How effective is PrEP?
If you take PrEP as recommended by its manufacturer, it will be 92 – 99% effective at reducing your risk of catching HIV.
You must remember to take PrEP every day if you want it to be as effective as possible, so you may want to consider setting a daily alarm or reminder that will help you to take your tablets on time.
How long does PrEP take to work?
PrEP takes around 7 days to become effective if you take it every day, as recommended by the manufacturers.
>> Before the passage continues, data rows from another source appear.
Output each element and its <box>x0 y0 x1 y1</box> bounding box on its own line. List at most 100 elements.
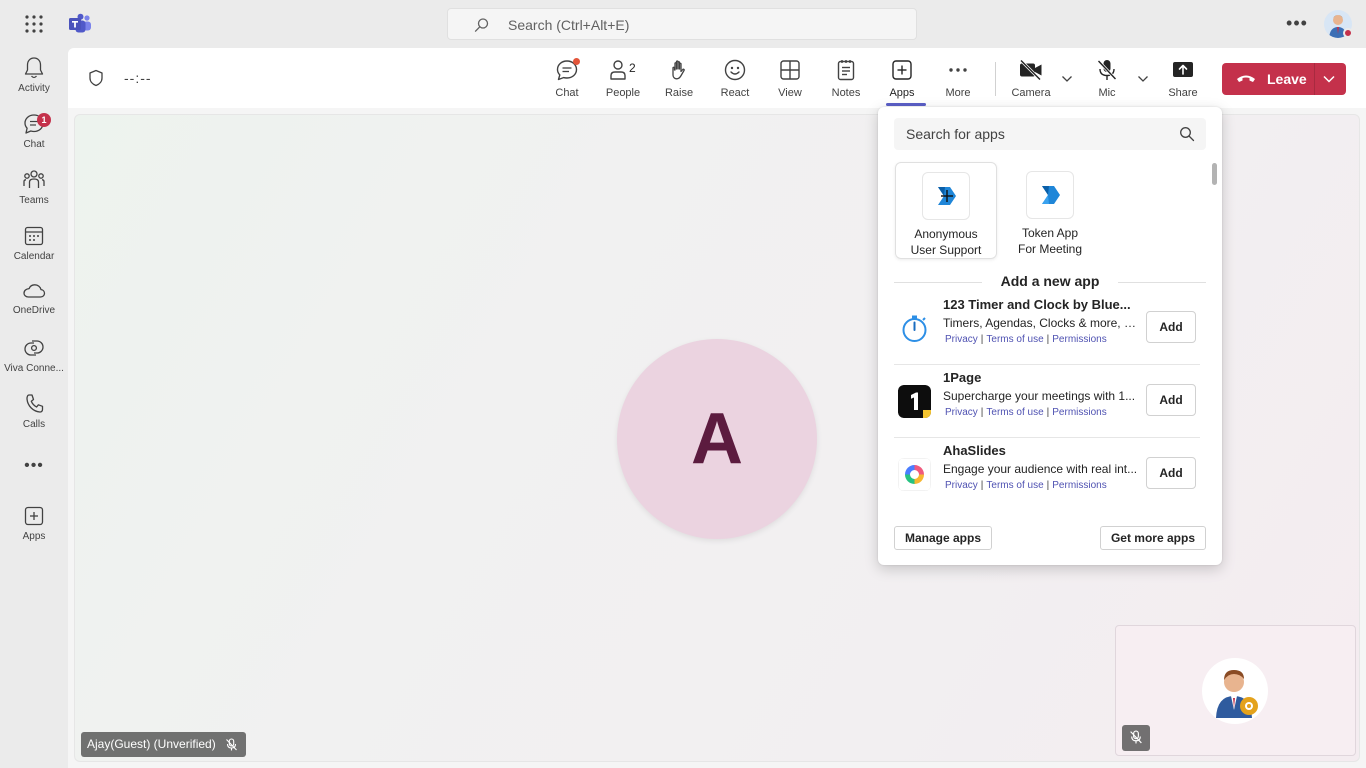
power-automate-icon <box>1042 186 1060 204</box>
mic-options-chevron-icon[interactable] <box>1136 72 1150 86</box>
react-button[interactable]: React <box>709 58 761 102</box>
rail-label: Teams <box>19 195 49 206</box>
permissions-link[interactable]: Permissions <box>1052 407 1106 418</box>
rail-label: Apps <box>22 531 46 542</box>
participant-name-tag: Ajay(Guest) (Unverified) <box>81 732 246 757</box>
camera-options-chevron-icon[interactable] <box>1060 72 1074 86</box>
toolbar-label: View <box>778 87 802 99</box>
chat-button[interactable]: Chat <box>541 58 593 102</box>
app-description: Supercharge your meetings with 1... <box>943 389 1136 403</box>
app-search-placeholder: Search for apps <box>906 126 1005 142</box>
raise-hand-button[interactable]: Raise <box>653 58 705 102</box>
rail-label: Viva Conne... <box>4 363 64 374</box>
add-app-button[interactable]: Add <box>1146 311 1196 343</box>
app-launcher-icon[interactable] <box>22 12 46 36</box>
shield-icon[interactable] <box>88 69 104 87</box>
app-links: Privacy | Terms of use | Permissions <box>945 407 1107 418</box>
add-app-button[interactable]: Add <box>1146 457 1196 489</box>
new-message-dot <box>573 58 580 65</box>
leave-divider <box>1314 63 1315 95</box>
people-button[interactable]: 2 People <box>597 58 649 102</box>
rail-item-teams[interactable]: Teams <box>0 168 68 220</box>
rail-item-viva-connections[interactable]: Viva Conne... <box>0 336 68 388</box>
app-tile <box>922 172 970 220</box>
view-button[interactable]: View <box>764 58 816 102</box>
rail-label: OneDrive <box>12 305 56 316</box>
apps-button[interactable]: Apps <box>876 58 928 102</box>
terms-link[interactable]: Terms of use <box>986 407 1043 418</box>
search-input[interactable]: Search (Ctrl+Alt+E) <box>447 8 917 40</box>
mic-button[interactable]: Mic <box>1081 58 1133 102</box>
app-tile <box>1026 171 1074 219</box>
get-more-apps-button[interactable]: Get more apps <box>1099 526 1206 550</box>
add-new-app-heading: Add a new app <box>894 273 1206 291</box>
ahaslides-app-icon <box>898 458 931 491</box>
rail-item-calls[interactable]: Calls <box>0 392 68 444</box>
flyout-scrollbar[interactable] <box>1212 163 1217 185</box>
toolbar-label: Apps <box>889 87 915 99</box>
app-list-item[interactable]: 1Page Supercharge your meetings with 1..… <box>894 365 1200 438</box>
rail-item-activity[interactable]: Activity <box>0 56 68 108</box>
pinned-label-line: Token App <box>1021 226 1079 240</box>
pinned-app-token-app[interactable]: Token App For Meeting <box>999 162 1101 259</box>
terms-link[interactable]: Terms of use <box>986 480 1043 491</box>
rail-more-apps-button[interactable]: ••• <box>0 456 68 480</box>
self-mic-status <box>1122 725 1150 751</box>
raise-hand-icon <box>672 60 685 80</box>
phone-icon <box>26 394 44 413</box>
privacy-link[interactable]: Privacy <box>945 407 978 418</box>
rail-item-chat[interactable]: 1 Chat <box>0 112 68 164</box>
camera-button[interactable]: Camera <box>1005 58 1057 102</box>
rail-item-onedrive[interactable]: OneDrive <box>0 280 68 332</box>
manage-apps-button[interactable]: Manage apps <box>894 526 993 550</box>
app-list-item[interactable]: 123 Timer and Clock by Blue... Timers, A… <box>894 292 1200 365</box>
participant-count: 2 <box>629 61 636 75</box>
toolbar-label: More <box>945 87 971 99</box>
terms-link[interactable]: Terms of use <box>986 334 1043 345</box>
share-screen-icon <box>1173 62 1193 77</box>
more-actions-button[interactable]: More <box>932 58 984 102</box>
toolbar-label: Chat <box>555 87 579 99</box>
mic-off-icon <box>1130 730 1142 744</box>
toolbar-label: Mic <box>1098 87 1116 99</box>
leave-label: Leave <box>1267 71 1307 87</box>
pinned-label-line: User Support <box>910 243 982 257</box>
leave-button[interactable]: Leave <box>1222 63 1346 95</box>
toolbar-label: Notes <box>831 87 861 99</box>
toolbar-label: Share <box>1168 87 1198 99</box>
rail-item-calendar[interactable]: Calendar <box>0 224 68 276</box>
app-search-input[interactable]: Search for apps <box>894 118 1206 150</box>
unread-badge: 1 <box>37 113 51 127</box>
app-description: Engage your audience with real int... <box>943 462 1138 476</box>
permissions-link[interactable]: Permissions <box>1052 334 1106 345</box>
share-button[interactable]: Share <box>1157 58 1209 102</box>
timer-app-icon <box>898 312 931 345</box>
app-bar: Activity 1 Chat Teams Calendar OneDrive … <box>0 48 68 768</box>
toolbar-label: Camera <box>1011 87 1051 99</box>
more-icon <box>949 68 967 72</box>
plus-square-icon <box>892 60 912 80</box>
toolbar-label: Raise <box>664 87 694 99</box>
privacy-link[interactable]: Privacy <box>945 480 978 491</box>
teams-logo-icon <box>68 12 92 36</box>
mic-off-icon <box>1097 59 1117 81</box>
notes-icon <box>837 60 855 81</box>
rail-label: Calls <box>22 419 46 430</box>
settings-more-button[interactable]: ••• <box>1285 10 1309 38</box>
bell-icon <box>24 57 44 79</box>
apps-flyout: Search for apps Anonymous User Support To… <box>878 107 1222 565</box>
app-name: 1Page <box>943 370 982 385</box>
rail-item-apps[interactable]: Apps <box>0 504 68 556</box>
calendar-icon <box>24 226 44 246</box>
pinned-app-anonymous-user-support[interactable]: Anonymous User Support <box>895 162 997 259</box>
self-view-tile[interactable] <box>1115 625 1356 756</box>
privacy-link[interactable]: Privacy <box>945 334 978 345</box>
permissions-link[interactable]: Permissions <box>1052 480 1106 491</box>
app-list-item[interactable]: AhaSlides Engage your audience with real… <box>894 438 1200 511</box>
add-app-button[interactable]: Add <box>1146 384 1196 416</box>
app-name: 123 Timer and Clock by Blue... <box>943 297 1131 312</box>
leave-options-chevron-icon[interactable] <box>1322 72 1336 86</box>
pinned-label-line: For Meeting <box>1017 242 1083 256</box>
notes-button[interactable]: Notes <box>820 58 872 102</box>
pinned-app-label: Anonymous User Support <box>896 226 996 258</box>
This is another reason why it’s so important to remember to take your tablet every day, especially if you’re preparing to have anal sex using the on-demand dosing method.
Is emtricitabine/tenofovir generic Truvada?
Yes, Emtricitabine/Tenofovir tablets are the generic form of the medication called Truvada.
Truvada is simply a brand name for a medicine that contains Emtricitabine and Tenofovir as its active ingredients, making these two products essentially the same medication.
Should I be using PrEP or PEP?
Whether you should use PrEP or PEP depends on whether you have already been exposed to HIV or not.
If you have been exposed to HIV within the past 72 hours and aren’t already taking PrEP, then you should take PEP to help prevent infection.
If you have not been exposed to HIV yet but are at high risk of exposure, you should begin taking PrEP to help protect yourself from future exposure.
What does PrEP stand for?
PrEP stands for pre-exposure prophylaxis, which means it’s a type of medication that can be used to offer you protection before you’re exposed to HIV.
PrEP products like Emtricitabine/Tenofovir tablets can effectively reduce your chances of contracting HIV and can be used with other precautions, such as condoms, to add another layer of protection from the virus.
PrEP is taken every day to maintain your protection for as long as you need it.
Will PrEP protect me from STIs?
Although PrEP can help to reduce the risk of you catching an HIV infection, it will not prevent you from catching HIV entirely, or protect you from any other STIs, such as chlamydia, gonorrhoea, etc.
If you’re concerned about catching an STI, including HIV, you should always use a condom to protect yourself during any kind of sexual activity.